Naam Aloysius College (Drs. P.J. Althuizen)
Plaats Den Haag
Datum 7 april 2012

Vraag1

Wilt u aangeven in welke hoedanigheid u onderstaande vragen beantwoordt?
(ouder, leerkracht, directeur, bestuurder, …)
leerkracht

Vraag2

Onder welke condities zijn een diagnostische tussentijdse toets en leerlingvolgsysteem succesvol in de praktijk?
De resultaten van een school moeten juist niet anoniem zijn en openbaar. De toetsing en het ophangen daarvan aan het leerlingvolgsysteem wordt nu een verplichting, maar wel eentje zonder ‘civiel effect’. Je mag zelf weten of je de resultaten van de toetsen openbaar maakt en als de school wordt ingeloot om mee te doen aan internationale onderzoeken worden de gegevens geanonimiseerd.

Vraag3

Voorziet dit wetvoorstel in deze condities?
Nee.

Vraag4

In welke mate dragen de diagnostische tussentijdse toets en het leerlingvolgsysteem bij aan opbrengstgericht werken?
Op deze manier zeker niet. Er is veel meer nodig om echt opbrengstgericht te kunnen werken. Zo moet de minister meer investeren in onderwijs ipv bezuinigingen. We hebben goede, nieuwe en bevoegde leraren nodig. Goede arbeidsvoorwaarden als een beter loon, inschaling naar opleiding en minder lessen aan kleinere klassen zijn daarvoor absoluut noodzakelijk. Je kunt niet aan de ene kant trekken zonder aan de andere kant te duwen. Dan scheurt de boel.

Vraag5

Is de beperking van beide instrumenten tot de doorstroomrelevante vakken Nederlands, Engels en Wiskunde/rekenen terecht? Zo niet, wat is volgens u een goed alternatief?
De beperking tot drie vakken zal met zich meebrengen dat scholen zich in hun lesurentabellen en bevorderingsnormen ook meer op deze vakken zullen focussen.
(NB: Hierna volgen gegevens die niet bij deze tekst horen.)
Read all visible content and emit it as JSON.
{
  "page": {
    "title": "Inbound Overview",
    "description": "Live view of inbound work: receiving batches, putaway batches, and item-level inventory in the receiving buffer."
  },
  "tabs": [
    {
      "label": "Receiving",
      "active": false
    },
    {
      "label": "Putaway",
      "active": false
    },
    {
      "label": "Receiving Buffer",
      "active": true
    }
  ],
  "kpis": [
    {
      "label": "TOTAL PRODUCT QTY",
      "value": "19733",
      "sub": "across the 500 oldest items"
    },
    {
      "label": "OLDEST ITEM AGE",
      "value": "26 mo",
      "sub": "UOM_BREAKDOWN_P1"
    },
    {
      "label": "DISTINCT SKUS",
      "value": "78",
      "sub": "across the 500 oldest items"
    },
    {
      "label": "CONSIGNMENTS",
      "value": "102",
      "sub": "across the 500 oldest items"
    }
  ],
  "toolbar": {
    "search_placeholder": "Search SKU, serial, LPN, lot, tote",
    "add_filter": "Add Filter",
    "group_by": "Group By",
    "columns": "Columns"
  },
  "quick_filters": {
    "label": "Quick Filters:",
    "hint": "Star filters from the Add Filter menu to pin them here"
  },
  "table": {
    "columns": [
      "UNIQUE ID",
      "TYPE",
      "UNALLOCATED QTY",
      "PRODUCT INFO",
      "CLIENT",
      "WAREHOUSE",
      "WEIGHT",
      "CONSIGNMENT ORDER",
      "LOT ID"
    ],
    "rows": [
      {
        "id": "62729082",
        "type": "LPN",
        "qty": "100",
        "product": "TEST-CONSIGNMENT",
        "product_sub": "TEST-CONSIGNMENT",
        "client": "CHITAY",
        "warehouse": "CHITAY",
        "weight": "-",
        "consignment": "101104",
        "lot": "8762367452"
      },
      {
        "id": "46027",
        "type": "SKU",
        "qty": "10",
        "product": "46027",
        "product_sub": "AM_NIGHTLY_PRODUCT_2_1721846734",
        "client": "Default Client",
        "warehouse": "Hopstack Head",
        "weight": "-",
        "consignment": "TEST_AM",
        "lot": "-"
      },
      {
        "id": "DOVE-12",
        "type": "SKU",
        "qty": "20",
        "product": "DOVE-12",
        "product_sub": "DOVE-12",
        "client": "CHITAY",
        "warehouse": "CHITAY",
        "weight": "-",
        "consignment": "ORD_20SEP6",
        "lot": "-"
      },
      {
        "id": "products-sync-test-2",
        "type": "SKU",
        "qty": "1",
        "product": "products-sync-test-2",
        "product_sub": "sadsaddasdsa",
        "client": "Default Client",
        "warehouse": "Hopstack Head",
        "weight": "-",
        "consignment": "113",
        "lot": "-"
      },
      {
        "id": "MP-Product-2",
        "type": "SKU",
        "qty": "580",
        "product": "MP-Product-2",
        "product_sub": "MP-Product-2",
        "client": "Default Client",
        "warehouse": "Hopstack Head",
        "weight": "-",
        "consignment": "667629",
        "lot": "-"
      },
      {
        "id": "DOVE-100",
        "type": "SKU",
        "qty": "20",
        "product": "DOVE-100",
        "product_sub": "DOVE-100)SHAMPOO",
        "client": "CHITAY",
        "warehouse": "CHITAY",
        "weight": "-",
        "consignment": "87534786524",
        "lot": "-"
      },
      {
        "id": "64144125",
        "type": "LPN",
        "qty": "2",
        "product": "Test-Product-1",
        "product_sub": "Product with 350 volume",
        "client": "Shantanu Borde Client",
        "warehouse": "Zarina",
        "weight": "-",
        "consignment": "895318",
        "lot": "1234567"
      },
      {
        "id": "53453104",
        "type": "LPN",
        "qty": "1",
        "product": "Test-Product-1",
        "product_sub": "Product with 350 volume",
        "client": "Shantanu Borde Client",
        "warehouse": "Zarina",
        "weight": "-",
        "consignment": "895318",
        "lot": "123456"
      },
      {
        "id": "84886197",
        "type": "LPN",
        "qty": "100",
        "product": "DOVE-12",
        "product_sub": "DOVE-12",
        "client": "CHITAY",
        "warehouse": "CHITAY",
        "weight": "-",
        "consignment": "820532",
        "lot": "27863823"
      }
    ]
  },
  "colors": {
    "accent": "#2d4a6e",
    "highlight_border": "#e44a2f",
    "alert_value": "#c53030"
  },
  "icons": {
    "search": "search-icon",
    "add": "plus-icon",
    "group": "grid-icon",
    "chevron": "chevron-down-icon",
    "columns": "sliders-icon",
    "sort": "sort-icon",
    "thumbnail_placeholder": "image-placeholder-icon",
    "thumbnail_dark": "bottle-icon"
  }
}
De lat wordt dan niet hoger gelegd, maar scheef gelegd. Leerlingen zullen zwakker worden in bijvoorbeeld Duits, natuurkunde en geschiedenis, omdat Nederlands, Engels en wiskunde meer gewicht in de schaal gaan leggen. De ‘curriculum-teaching’ die in de toelichting wordt genoemd, zal als het ware vakoverstijgend worden. De toevoeging ‘het is aan de professionaliteit van leraren en schoolleiders om ervoor te zorgen dat dit effect zich niet voordoet’ is kul. Leraren van ‘niet-doorstroomrelevante’ vakken zullen door schoolleiders onder druk worden gezet om hun kant van de lat te laten zakken in een poging de resultaten voor Nederlands, Engels en wiskunde omhoog te krijgen. Dat de minister meldt dat ‘fixatie nadrukkelijk niet de bedoeling’ (blz 20) is, is een dode letter. Er zijn wel meer zaken in het onderwijs ‘niet de bedoeling’.

Vraag6

Is de beperking van het leerlingvolgsysteem tot de onderbouw een terechte keuze? Zo nee, waarom niet?
Een leerlingvolgsysteem voor alleen de onderbouw is niet logisch. Juist tussen 3 en 4 (op hv) en 2 en 3 (vmbo) zit nogal eens discrepantie.

Vraag7

Wat vindt u van het voornemen om de deelname aan een beperkt aantal internationale onderzoeken te verplichten?
Goed, mits ook verplichte bekendmaking van de resultaten en een regering die slagvaardig reageert met investeringen indien de resultaten slecht zijn en haar eigen rol en fouten erkent. Het kan dan niet alleen maar de schuld van school en leraar zijn.